If you need to turn it more than let's say 5 or 10 degrees, though, you would use the other way which involves turning the wavy looking ring thing (which is also quite stiff to turn, so slightly tricky). Then the head will move freely in that axis with no resistance. That's when you'd run into problems with a very heavy setup that isn't balanced - if you wanted to tilt with a front heavy setup then the whole thing will fall forward when you release the wavy thing.

Now, you can avoid all this by only using the fine adjustment but that takes a while. I just tested it there and it's 10 to 12 wrist rotations to turn 45 degrees.

If you were going to get this head then it would be worth figuring out a way to get the rig balanced on it.

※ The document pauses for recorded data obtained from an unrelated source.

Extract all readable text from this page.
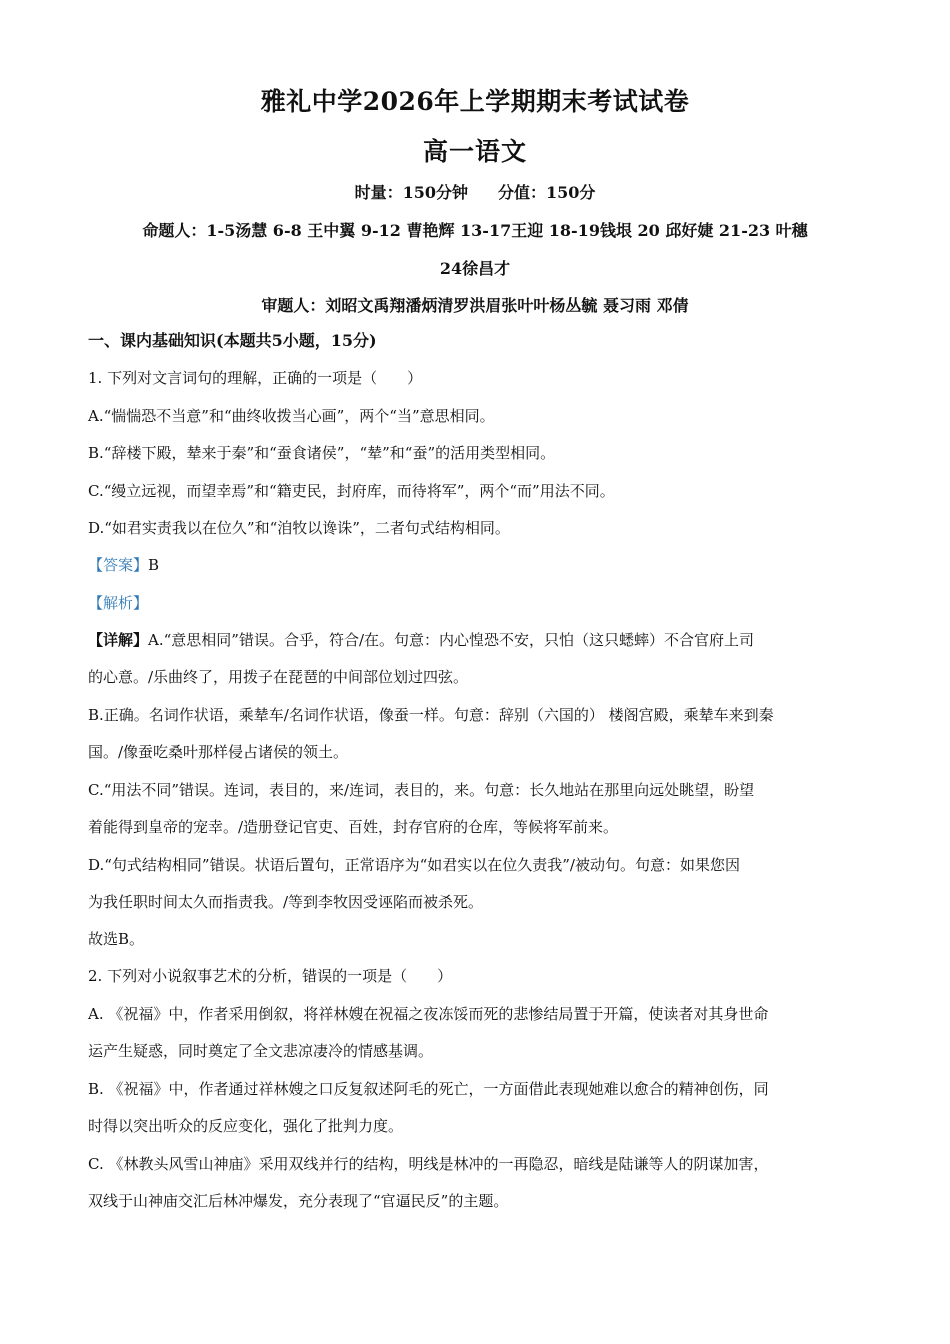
雅礼中学2026年上学期期末考试试卷
高一语文
时量：150分钟 分值：150分
命题人：1-5汤慧 6-8 王中翼 9-12 曹艳辉 13-17王迎 18-19钱垠 20 邱好婕 21-23 叶穗
24徐昌才
审题人：刘昭文禹翔潘炳清罗洪眉张叶叶杨丛毓 聂习雨 邓倩
一、课内基础知识(本题共5小题，15分)
1. 下列对文言词句的理解，正确的一项是（　　）
A.“惴惴恐不当意”和“曲终收拨当心画”，两个“当”意思相同。
B.“辞楼下殿，辇来于秦”和“蚕食诸侯”，“辇”和“蚕”的活用类型相同。
C.“缦立远视，而望幸焉”和“籍吏民，封府库，而待将军”，两个“而”用法不同。
D.“如君实责我以在位久”和“洎牧以谗诛”，二者句式结构相同。
【答案】B
【解析】
【详解】A.“意思相同”错误。合乎，符合/在。句意：内心惶恐不安，只怕（这只蟋蟀）不合官府上司
的心意。/乐曲终了，用拨子在琵琶的中间部位划过四弦。
B.正确。名词作状语，乘辇车/名词作状语，像蚕一样。句意：辞别（六国的） 楼阁宫殿，乘辇车来到秦
国。/像蚕吃桑叶那样侵占诸侯的领土。
C.“用法不同”错误。连词，表目的，来/连词，表目的，来。句意：长久地站在那里向远处眺望，盼望
着能得到皇帝的宠幸。/造册登记官吏、百姓，封存官府的仓库，等候将军前来。
D.“句式结构相同”错误。状语后置句，正常语序为“如君实以在位久责我”/被动句。句意：如果您因
为我任职时间太久而指责我。/等到李牧因受诬陷而被杀死。
故选B。
2. 下列对小说叙事艺术的分析，错误的一项是（　　）
A. 《祝福》中，作者采用倒叙，将祥林嫂在祝福之夜冻馁而死的悲惨结局置于开篇，使读者对其身世命
运产生疑惑，同时奠定了全文悲凉凄冷的情感基调。
B. 《祝福》中，作者通过祥林嫂之口反复叙述阿毛的死亡，一方面借此表现她难以愈合的精神创伤，同
时得以突出听众的反应变化，强化了批判力度。
C. 《林教头风雪山神庙》采用双线并行的结构，明线是林冲的一再隐忍，暗线是陆谦等人的阴谋加害，
双线于山神庙交汇后林冲爆发，充分表现了“官逼民反”的主题。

Thanks, and actually, that doesn't sound too slow at all.  When I've got a long tele setup on the camera then I'm not looking up or down that much normally, and if I needed to quickly rotate it a lot then I could just rotate the tripod legs as I'm mostly shooting on flat surfaces.  I understand about having a balanced rig and that's probably something I should look at regardless, although I don't have any trouble getting my current setup to roughly the right direction, it's just the fine-tuning that is where I have difficulty because it sticks and then gives suddenly and makes adjustments that are too large.  Obviously with the geared head this issue would be completely rectified.

I'm assuming that one of those controls is the one that will enable you to level the horizon?  It seems so, but the description only says that it can go "90° sideways for portrait orientation" but I'm not sure if it would go any amount the other way (ie, the opposite direction to turning the camera to portrait mode) if that's what was required to level the horizon?